Over the past year, oil prices have dropped by more than 50%. Not surprisingly, jet fuel, an airline’s largest expense, has dropped in step with oil prices. Ticket prices, on the other hand, remain sky-high.
In North America, jet fuel prices have fallen nearly 36% from a year ago. Technically, plunging oil prices should bring a substantial discount to air travelers, but ticket prices have not dropped as one would expect. (Source: IATA, last accessed, May 19, 2015.)
Weak Oil Prices a Boom for an Oligopoly Airline Industry
Airline mergers over the last number of years have left U.S. travelers with few airline options: Delta, United, Southwest, and American US Airways. It is worth noting that these airlines purposely don’t compete on the same routes. An air travel oligopoly is an industry with very little competition, composed of a few big players.
The major airlines say their industry is as competitive as ever. One of the reasons that ticket prices have not dropped is high demand with low seating capacity. There is a seeming disconnect here. When oil prices go up, airlines raise their ticket prices in the blink of an eye. But they seem really hesitant to adjust their prices to match the massive decline in oil prices.
Airline Industry Outlook for 2015
Falling oil energy price is a good thing for airlines. In addition, some airlines even extend their profit by using hedging strategies to lower their cost. According to the International Air Transport Association, the U.S. airline industry is set to post “net post-tax profits” of $13.2 billion in 2015—that’s up roughly 11% from $11.9 billion in 2014. The forecast was based on an average of $85.00 per barrel for crude oil where today oil prices are near $59.00 per barrel. (Source: IATA, December 10, 2014.)

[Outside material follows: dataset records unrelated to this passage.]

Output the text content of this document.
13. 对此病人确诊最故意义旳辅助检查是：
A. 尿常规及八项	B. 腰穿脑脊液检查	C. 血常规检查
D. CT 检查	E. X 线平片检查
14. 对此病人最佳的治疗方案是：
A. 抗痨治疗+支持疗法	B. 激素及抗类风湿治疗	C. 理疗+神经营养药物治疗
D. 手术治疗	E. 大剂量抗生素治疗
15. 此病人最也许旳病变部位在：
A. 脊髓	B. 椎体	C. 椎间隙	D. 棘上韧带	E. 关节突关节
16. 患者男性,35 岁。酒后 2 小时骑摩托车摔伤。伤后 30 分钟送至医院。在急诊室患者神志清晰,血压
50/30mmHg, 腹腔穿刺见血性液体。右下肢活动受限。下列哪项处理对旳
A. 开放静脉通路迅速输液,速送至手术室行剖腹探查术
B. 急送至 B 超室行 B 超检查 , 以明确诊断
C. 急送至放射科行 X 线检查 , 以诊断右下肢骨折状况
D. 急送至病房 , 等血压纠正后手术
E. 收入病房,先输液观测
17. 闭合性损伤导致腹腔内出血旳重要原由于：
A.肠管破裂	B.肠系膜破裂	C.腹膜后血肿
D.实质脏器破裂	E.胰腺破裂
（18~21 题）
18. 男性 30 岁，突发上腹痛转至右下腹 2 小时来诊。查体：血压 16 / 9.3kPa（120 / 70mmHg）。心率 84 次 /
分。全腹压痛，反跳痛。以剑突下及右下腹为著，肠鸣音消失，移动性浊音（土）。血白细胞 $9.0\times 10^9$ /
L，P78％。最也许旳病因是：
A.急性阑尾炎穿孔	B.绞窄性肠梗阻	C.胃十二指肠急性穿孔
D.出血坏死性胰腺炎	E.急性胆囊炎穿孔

In a recent article, I suggested crude oil prices will rest at the current level for some time. (See “Crude Oil: Basic Fundamentals Suggest Flat Prices Ahead.”)
Despite relatively low oil prices, the airline industry is reluctant to reduce ticket prices and pass savings onto their overextended customers. Why, the airlines say, should they? After all, the demand is there.
Thanks to low oil prices and high ticket prices, the airline industry should enjoy a profitable year.